Sonic & Knuckles (Expansion Packs)

Pointly knuckles let one defy gravity. True story.

A long time ago, some big executives at Sega delivered an ultimatum to the team creating the latest Sonic the Hedgehog game: either deliver whatever they currently had made for Sonic 3 within the next few months as a complete game, or scrap the entire project altogether. With this new time constraint, Sonic Team decided to split their project into two different games. One would be released as Sonic 3, and the other wouldn’t quite be a standalone game, but rather an expansion on the first one. It would be built in such a way that it was both its own cartridge and could be plugged into a different Sonic cartridge, thus giving extended gameplay to whatever game was piggybacking.

And, one boring summer my brother and I discovered a curious lesson, one that resounded for years: expansions are useless without something to expand upon.

See, on one of our trips to the grocery store to rent something-or-other to play or watch, we found that there was a new Sonic game there, one we had never heard of. Sonic & Knuckles it was called. We decided that, instead of renting our usual, Sonic 2, we would try this new game out. We pooled our money, grabbed the game, biked home, and plugged it into the system.

First of all, it was a weird-looking game. The cartridge was stubby and didn’t have much fancy art on it, but it did have this big hole in the top.

Well, if it fits into the system…

We ignored that and plugged it in, and the Sega booted up just fine, exciting us with a new intro screen and a bunch of new levels to play. I was disappointed that there was no cooperative mode like in Sonic 2, but Knuckles himself was a pretty interesting dude, and the new bubble armors and such were interesting. The problem came when we found out that it wasn’t supposed to be a standalone game, but an–

Actually, hold on, before we get into that whole can of bees, there’s something else. A particular lesson was learned here about gender.

You see, we didn’t have the manual for the game, due to it being rented. And internet wasn’t so hot for looking stuff like this up at the time. But my brother and I had a huge argument about what Knuckles’ gender was.

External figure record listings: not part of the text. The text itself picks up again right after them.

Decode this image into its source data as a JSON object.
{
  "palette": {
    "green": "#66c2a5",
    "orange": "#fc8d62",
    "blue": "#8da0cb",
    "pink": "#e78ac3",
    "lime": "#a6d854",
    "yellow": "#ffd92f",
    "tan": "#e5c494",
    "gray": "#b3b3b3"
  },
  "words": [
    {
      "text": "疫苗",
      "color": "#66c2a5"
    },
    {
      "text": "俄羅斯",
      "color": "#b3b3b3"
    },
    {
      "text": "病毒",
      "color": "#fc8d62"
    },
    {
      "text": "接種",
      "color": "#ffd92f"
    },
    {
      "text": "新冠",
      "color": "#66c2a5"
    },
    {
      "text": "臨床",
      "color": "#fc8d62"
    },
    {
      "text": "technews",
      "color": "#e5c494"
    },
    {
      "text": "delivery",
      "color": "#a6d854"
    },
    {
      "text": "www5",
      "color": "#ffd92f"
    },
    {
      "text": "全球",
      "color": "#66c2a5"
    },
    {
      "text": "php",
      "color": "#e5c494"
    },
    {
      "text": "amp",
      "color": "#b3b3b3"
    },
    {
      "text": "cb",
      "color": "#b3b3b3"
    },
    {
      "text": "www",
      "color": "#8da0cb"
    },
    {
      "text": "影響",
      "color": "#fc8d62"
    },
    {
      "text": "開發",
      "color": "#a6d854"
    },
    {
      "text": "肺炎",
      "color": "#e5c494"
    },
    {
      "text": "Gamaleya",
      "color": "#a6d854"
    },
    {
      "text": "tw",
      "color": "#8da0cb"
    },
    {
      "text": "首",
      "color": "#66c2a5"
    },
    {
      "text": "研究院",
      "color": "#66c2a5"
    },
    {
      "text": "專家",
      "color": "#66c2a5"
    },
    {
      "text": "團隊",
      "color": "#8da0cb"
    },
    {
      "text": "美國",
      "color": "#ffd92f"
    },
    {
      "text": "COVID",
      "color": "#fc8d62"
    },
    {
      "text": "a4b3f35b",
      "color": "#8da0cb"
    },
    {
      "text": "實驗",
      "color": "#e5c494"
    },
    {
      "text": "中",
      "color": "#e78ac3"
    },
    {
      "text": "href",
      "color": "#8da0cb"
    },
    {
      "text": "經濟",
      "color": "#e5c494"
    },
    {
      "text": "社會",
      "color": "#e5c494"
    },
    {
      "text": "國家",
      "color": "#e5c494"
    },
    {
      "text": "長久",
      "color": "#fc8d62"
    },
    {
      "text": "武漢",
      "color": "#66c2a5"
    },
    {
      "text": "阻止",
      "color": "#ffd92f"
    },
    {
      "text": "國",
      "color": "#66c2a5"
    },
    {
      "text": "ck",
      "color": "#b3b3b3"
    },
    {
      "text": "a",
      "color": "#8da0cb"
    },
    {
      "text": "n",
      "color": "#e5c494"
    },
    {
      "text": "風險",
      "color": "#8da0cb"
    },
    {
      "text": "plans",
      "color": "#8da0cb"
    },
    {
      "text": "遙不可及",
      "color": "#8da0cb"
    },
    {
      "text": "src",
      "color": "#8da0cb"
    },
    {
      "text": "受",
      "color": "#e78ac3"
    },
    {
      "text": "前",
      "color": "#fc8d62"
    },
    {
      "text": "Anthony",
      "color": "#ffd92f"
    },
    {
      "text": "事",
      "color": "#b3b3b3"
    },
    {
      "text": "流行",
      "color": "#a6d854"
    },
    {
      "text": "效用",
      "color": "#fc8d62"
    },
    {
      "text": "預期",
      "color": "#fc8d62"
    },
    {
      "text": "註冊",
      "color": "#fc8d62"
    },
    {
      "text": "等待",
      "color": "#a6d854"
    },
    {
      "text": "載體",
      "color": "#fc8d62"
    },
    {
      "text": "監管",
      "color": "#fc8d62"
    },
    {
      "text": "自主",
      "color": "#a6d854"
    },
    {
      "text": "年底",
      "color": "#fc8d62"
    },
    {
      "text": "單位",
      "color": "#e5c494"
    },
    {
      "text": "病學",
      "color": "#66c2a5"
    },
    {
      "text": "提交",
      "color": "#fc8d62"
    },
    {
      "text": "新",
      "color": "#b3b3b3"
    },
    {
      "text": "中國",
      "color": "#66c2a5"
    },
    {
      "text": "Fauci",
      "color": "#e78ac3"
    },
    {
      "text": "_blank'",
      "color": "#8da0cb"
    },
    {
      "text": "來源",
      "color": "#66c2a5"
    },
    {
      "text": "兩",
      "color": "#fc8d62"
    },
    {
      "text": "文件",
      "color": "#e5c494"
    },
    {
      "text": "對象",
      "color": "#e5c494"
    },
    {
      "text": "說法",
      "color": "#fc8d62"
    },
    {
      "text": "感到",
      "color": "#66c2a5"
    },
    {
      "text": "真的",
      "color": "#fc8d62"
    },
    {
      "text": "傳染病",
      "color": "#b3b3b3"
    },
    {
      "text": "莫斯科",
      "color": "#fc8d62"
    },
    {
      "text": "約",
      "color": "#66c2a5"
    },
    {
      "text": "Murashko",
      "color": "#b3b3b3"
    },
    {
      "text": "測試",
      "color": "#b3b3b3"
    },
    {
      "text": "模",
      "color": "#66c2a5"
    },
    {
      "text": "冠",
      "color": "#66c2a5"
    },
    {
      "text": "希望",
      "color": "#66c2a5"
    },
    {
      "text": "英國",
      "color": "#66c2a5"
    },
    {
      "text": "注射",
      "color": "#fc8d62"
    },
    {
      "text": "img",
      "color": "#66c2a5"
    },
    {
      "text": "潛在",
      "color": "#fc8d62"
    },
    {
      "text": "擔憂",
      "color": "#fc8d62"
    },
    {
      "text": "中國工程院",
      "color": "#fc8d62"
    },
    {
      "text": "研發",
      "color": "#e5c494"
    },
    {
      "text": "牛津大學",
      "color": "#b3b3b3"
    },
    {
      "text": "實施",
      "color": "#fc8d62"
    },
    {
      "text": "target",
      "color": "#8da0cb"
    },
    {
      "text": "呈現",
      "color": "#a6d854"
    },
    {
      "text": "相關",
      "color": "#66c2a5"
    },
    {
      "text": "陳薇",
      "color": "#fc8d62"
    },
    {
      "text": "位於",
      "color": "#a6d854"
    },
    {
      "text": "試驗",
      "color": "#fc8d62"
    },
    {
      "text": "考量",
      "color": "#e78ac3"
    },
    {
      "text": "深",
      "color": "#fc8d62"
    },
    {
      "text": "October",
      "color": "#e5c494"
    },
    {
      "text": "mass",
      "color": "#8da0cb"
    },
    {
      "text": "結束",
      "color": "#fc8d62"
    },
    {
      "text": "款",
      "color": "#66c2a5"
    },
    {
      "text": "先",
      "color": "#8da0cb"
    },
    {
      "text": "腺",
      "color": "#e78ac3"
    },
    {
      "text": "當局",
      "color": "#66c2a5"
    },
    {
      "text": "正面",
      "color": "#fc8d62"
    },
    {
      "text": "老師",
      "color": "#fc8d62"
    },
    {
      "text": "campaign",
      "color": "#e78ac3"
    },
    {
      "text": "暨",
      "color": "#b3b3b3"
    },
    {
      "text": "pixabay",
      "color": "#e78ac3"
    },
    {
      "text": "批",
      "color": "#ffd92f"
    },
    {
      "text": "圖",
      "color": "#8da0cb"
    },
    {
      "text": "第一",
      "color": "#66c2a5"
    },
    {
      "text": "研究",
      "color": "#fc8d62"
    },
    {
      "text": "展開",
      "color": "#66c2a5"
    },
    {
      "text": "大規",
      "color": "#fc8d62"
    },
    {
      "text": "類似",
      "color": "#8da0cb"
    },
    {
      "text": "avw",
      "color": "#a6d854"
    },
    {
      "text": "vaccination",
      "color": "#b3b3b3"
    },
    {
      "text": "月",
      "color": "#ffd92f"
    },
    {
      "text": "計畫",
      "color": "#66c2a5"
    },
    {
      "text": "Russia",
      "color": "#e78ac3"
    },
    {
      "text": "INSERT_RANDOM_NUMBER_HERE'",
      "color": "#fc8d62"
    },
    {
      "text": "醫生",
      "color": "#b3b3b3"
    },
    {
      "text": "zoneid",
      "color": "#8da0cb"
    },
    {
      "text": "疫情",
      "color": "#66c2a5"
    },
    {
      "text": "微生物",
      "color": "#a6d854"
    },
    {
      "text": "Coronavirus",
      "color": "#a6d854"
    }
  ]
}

The dispute came because, unlike Sonic and Tails, Knuckles, the red echidna that can climb walls with his pointy knuckles and glide using the power of dreadlocks, does not wear shoes that are white and red, as boys’ shoes should be. No, Knuckles wears red, green, and yellow shoes. “What more proof do you need?” my brother would ask, pointing at the screen. “Girls wear yellow socks!”

Girl.

This years-long fight ignored, I grew curious about what the big, cartridge-sized hole in the top of the game was for. I consulted with some friends who lived nearby who were well-versed in all things video games. Their main citation was owning virtually every console, handheld, and computer game that came out. The jerks.

“You put other Sonic games into it,” they explained. “Sonic 2 or 3. Once you do, you can play as Knuckles in those other games, or even unlock more levels in Sonic 3.”

Well, as you might remember, the reason that we continually rented Sonic 2 was because we didn’t own it; we only owned the original. But man, there was no reason why it wouldn’t work with just plain Sonic. And it would be so cool to go through those levels again, crawling over them with Knuckles awesome knuckle power!

As you can guess, it did not work.

I was extremely frustrated and upset that it did not. Was it our cartridge’s fault? Maybe the rented version was faulty! But no. As I would soon learn, even the fact that it did anything special for Sonic 2, or that it ran on its own, was a bit of a small miracle in itself. It was an expansion pack, and the first real one I encountered. Not a standalone game, not a sequel, but a game that full-on requires the purchase and ownership of the parent game to even run.

And, while they add life to the games that they supplement, expansions are rarely necessary to enjoy the original. It’s just cheap when certain games are made, expecting expansions to pad out the rest of the content.

Um, not that I’ve ever endorsed expansions. Never.